"Malgré l’overdose de pilules vertes, il serait sûrement stupide, par réaction épidermique, de vouloir se foutre éperdument de la question écologique. La destruction de l’écosystème, des cours d’eau, et de ce qu’il reste de forêt, l’utilisation outrageuse et polluante des ressources naturelles, la généralisation des produits chimiques et des ondes de toutes sortes dans notre environnement, nous promet une détérioration progressive de ce qui nous entoure, et de notre intégrité physique.
Tout cela ne vient pas de nulle part, et c’est dans la perspective d’une offensive contre ce qui peut engendrer ces dégâts écologiques (environnementaux et sanitaires) au nom de la santé économique, qu’il peut être judicieux de relever quelques impasses, ou en tout cas quelques limites, dans les démarches de ceux qui luttent pour l’écologie.

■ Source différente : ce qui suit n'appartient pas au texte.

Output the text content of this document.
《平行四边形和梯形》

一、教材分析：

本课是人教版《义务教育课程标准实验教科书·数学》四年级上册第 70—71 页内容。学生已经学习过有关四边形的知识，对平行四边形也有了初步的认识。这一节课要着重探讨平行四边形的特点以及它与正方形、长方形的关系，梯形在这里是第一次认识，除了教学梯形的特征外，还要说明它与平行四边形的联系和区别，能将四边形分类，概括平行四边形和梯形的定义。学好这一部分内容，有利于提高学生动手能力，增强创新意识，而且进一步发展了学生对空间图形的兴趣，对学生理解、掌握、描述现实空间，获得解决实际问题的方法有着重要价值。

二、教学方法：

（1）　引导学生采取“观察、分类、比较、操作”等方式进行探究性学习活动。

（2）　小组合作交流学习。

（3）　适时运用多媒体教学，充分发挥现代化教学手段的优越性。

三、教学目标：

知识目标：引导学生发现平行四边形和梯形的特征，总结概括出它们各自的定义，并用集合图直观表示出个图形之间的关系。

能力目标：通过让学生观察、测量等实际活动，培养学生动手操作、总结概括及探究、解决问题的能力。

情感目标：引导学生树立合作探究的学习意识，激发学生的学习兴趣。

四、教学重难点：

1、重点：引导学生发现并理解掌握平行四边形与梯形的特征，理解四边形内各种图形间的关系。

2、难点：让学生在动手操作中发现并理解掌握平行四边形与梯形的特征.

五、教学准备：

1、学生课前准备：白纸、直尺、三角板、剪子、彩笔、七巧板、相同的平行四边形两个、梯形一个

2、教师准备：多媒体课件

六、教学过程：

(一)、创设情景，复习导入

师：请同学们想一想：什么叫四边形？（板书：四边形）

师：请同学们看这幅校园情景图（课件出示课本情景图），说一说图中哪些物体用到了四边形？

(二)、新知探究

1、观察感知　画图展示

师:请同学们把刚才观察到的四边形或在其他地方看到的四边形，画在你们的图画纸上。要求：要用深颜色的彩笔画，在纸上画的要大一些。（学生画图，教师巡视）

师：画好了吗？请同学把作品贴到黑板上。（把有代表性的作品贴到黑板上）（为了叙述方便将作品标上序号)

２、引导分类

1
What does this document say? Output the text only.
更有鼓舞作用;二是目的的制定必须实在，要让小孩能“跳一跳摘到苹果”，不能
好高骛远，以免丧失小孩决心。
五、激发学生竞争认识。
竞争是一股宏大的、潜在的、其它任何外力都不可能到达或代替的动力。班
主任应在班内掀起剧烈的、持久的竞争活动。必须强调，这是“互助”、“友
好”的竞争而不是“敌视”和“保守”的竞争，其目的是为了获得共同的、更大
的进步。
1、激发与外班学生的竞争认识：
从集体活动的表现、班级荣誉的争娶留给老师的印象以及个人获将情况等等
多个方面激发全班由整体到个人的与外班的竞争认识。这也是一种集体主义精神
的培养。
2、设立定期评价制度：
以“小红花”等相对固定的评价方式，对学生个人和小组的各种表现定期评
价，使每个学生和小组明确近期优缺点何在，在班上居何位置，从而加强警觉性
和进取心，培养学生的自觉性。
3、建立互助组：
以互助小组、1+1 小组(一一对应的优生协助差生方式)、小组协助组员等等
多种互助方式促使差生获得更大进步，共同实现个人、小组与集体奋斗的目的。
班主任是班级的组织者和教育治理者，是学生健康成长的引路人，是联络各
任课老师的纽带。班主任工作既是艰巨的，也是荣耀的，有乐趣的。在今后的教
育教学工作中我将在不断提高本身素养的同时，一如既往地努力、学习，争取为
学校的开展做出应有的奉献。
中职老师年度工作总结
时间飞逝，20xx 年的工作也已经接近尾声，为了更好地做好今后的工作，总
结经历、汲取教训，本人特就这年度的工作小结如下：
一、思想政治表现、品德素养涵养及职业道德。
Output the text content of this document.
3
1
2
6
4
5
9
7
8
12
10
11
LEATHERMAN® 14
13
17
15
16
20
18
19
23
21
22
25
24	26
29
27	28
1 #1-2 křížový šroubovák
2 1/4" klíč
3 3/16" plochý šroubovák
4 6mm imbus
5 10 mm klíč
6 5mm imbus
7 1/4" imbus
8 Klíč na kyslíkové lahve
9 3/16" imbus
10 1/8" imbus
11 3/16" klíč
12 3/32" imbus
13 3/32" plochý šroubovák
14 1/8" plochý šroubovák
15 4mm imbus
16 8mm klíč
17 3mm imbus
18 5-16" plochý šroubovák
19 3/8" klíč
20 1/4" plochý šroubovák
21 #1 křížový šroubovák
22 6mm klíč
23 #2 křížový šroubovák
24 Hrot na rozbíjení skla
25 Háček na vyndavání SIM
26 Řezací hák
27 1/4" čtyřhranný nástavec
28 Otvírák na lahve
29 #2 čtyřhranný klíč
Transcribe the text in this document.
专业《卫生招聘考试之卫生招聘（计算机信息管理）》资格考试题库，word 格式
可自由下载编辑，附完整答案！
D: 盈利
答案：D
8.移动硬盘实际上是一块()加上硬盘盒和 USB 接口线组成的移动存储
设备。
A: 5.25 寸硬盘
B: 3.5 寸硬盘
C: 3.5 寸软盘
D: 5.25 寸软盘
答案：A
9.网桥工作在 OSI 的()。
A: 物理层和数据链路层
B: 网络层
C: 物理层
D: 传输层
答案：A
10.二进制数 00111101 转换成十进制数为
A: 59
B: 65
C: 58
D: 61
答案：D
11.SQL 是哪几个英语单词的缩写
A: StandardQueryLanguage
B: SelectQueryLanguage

Il y a l’impasse apocalyptique, qui consiste à attendre 2012 que les problèmes se règlent d’eux-mêmes, l’impasse farfelue qui consiste à voter les verts, l’impasse nazie qui consiste à vouloir éradiquer une partie de la population humaine, l’impasse mystique qui consiste à réapprendre en soi le Lien entre la Vraie Nature et l’Homme originel.
Et puis il y a celle que l’on appellera l’impasse du colibri.
La part du colibri est une légende amérindienne qui a fait mouche dans les milieux écolos, alternatifs et décroissants : Dans une forêt en flammes, tous les animaux restent stoïques devant la catastrophe (? )… Sauf un petit colibri, qui s’acharne à pisser sur le feu. Un tatou lui demande alors ce qu’il peut bien foutre, et le colibri répond :« je fais ma part ».
Ce conte véhicule l’espoir de la force collective, mais avoue finalement l’impuissance des initiatives individuelles, quand elles sont imaginées sous l ‘angle de « si tout le monde faisait pareil » :
Ce pauvre colibri aura beau pisser sur le feu, il finira les ailes cramées. Il aura beau se vider la vessie, il ne pourra rien faire contre la force du feu qui le dépasse. Il aurait mieux fait de se barrer vite fait plutôt que de jouer les héros.
Une action individuelle peut passer complètement à côté de son objectif, quand elle est bercée par l’illusion de sa généralisation. Quand par exemple, face à la disparition des abeilles, mille personnes décident de construire des ruches pour faire perdurer l’espèce, hé bien il y en a 20 000 autres qui décident de ne pas le faire (ou qui ne peuvent pas), et il ne restera au bout du compte que la bonne conscience de s’être dit « J’ai fait ma part de petit colibri », mais des abeilles, il n’y en aura plus.
Il ne s’agit pas ici de condamner une initiative pour ce qu’elle est, ou de la juger inutile, mais de pointer du doigt l’absurdité de vouloir viser des cibles hors de portée. Par exemple, il est sûrement bien plus accessible, et honnête, de se mettre au jardinage quand le but est de se faire plaisir, de tuer le temps, de le faire par fierté personnelle, ou avec la volonté inavouée de montrer le « bon exemple », plutôt qu’avec l’espoir de mettre un frein à l’agriculture intensive, qui de toute façon s’en bat gentiment les couilles.
Une initiative, pour ne pas être perdue d’avance, ne peut être envisagée que si elle contient déjà en elle toute sa force et sa perspective. Se contenter de faire sa part, c’est se désavouer en tant qu’individu.
Extrait de Kanyar N°1, journal anarchiste, Strasbourg."